Currently available estimates of the size of the Web vary significantly. The lowest estimated the paper's authors cite is 75 million pages. The figure the authors use is 320 indexable pages, as of December, 1997, calculated from the overlap between the two largest search engines - Hotbot and AltaVista. [Editor's note: America Online makes software and storage available to its 11 million account holders that enable them to construct up to five Web pages per account. Other Internet service providers offer similar features.]
The paper's authors produced statistics about the coverage of major Web search engines, the estimated size of the Web, and the recency of the search engine databases. The authors conducted their Web queries between December 15th and 17th, 1997. The search engines included HotBot, AltaVista, Northern Light, Excite, Infoseek, and Lycos.

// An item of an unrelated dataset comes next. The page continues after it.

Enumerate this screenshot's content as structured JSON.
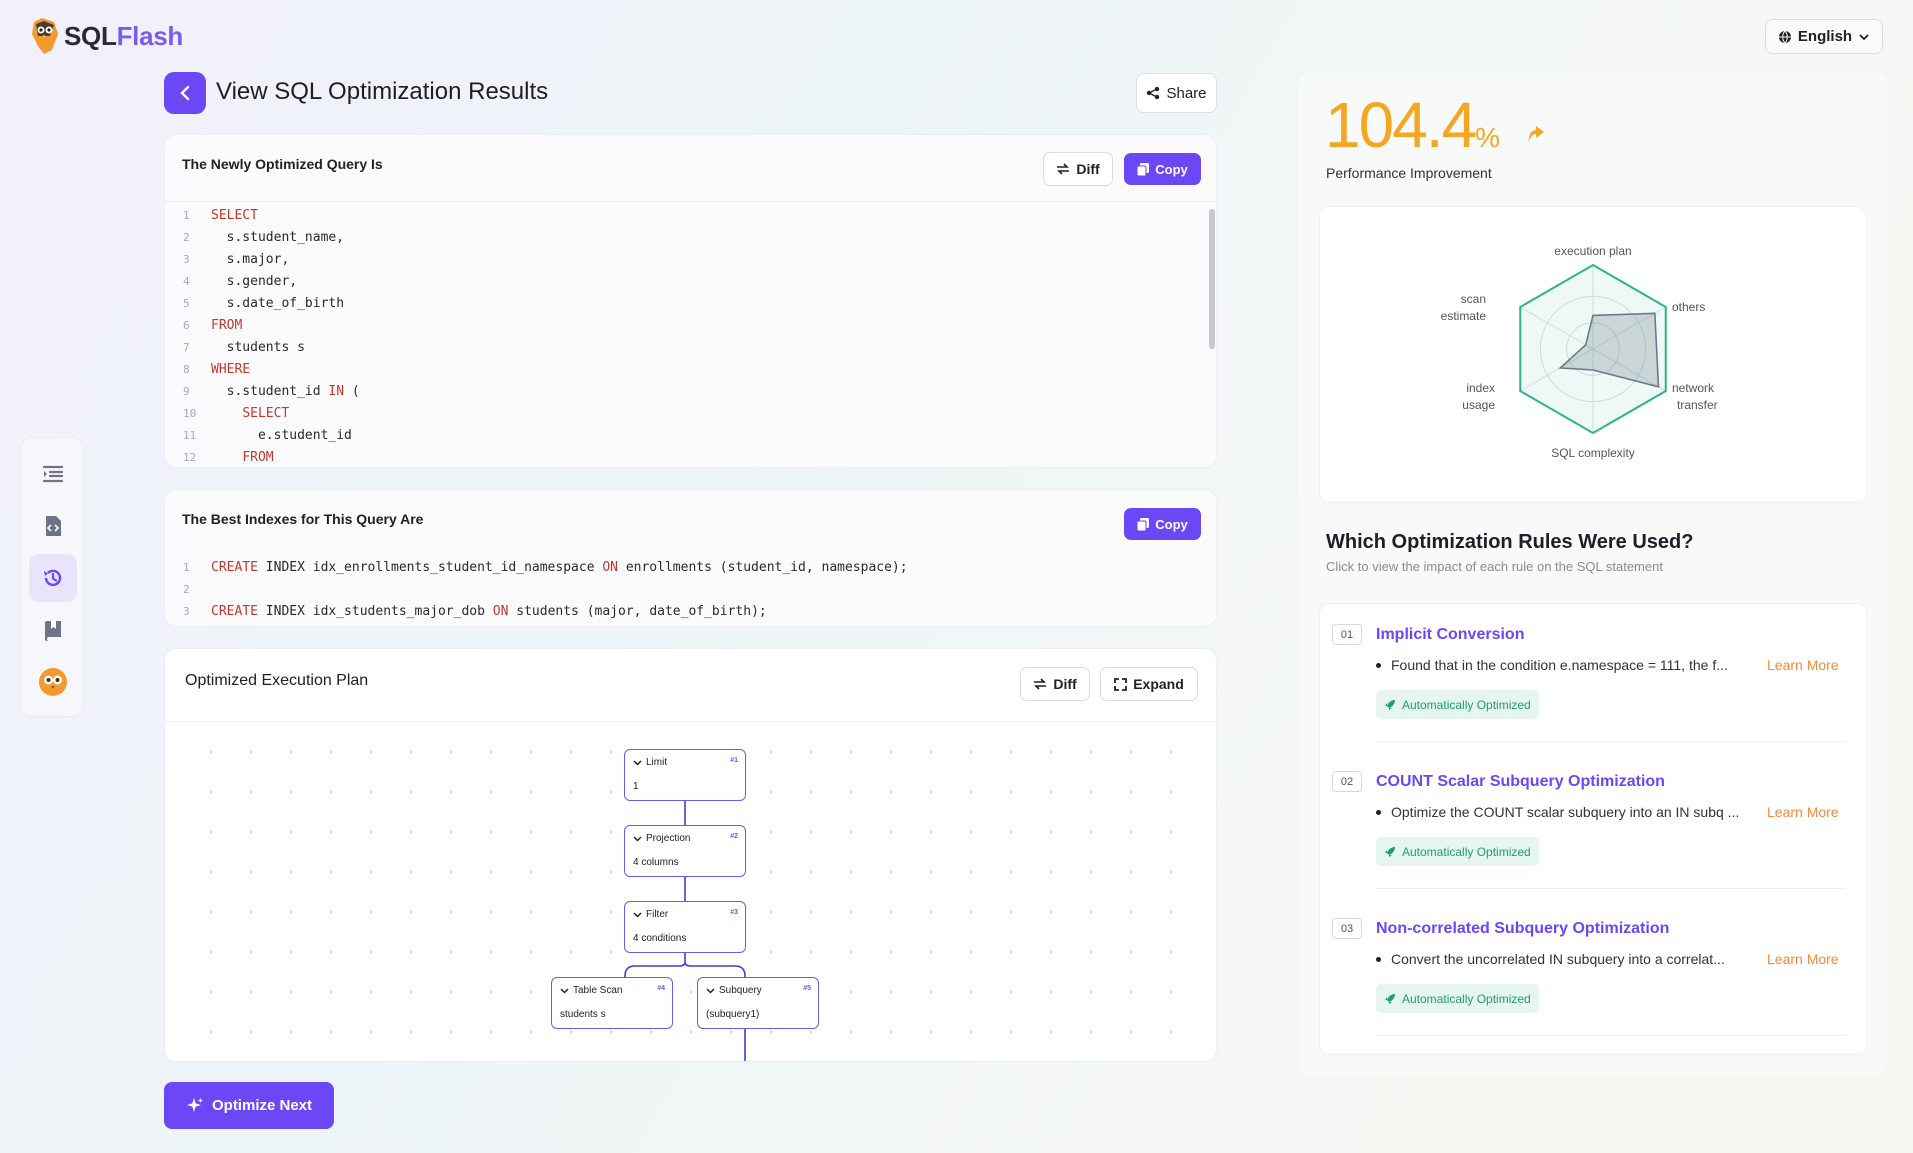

The authors analyzed 575 queries that satisfied their search constraints. Using the estimate that the indexable Web contains 320 million pages, the percent of the indexable Web that individual engines cover was: HotBot, 34%; AltaVista, 28%; Northern Light, 20%; Excite, 14%; Infoseek, 10%; and Lycos, 3%. The percentages of invalid links ranged from 1.6% to 5.3%. Using two or more search engines significantly increased coverage. Combining the six engines in the study retrieved about 3.5 times as much from the Web as one engine. The study did not investigate the timeliness and validity of the information and data contained in Web pages. The study's authors were Steve Lawrence and C. Lee Giles, of the NEC Research Institute in Princeton, New Jersey. The study appears on page 98. A related article by Thomas E. Weber appears in the April 3rd issue of The Wall Street Journal.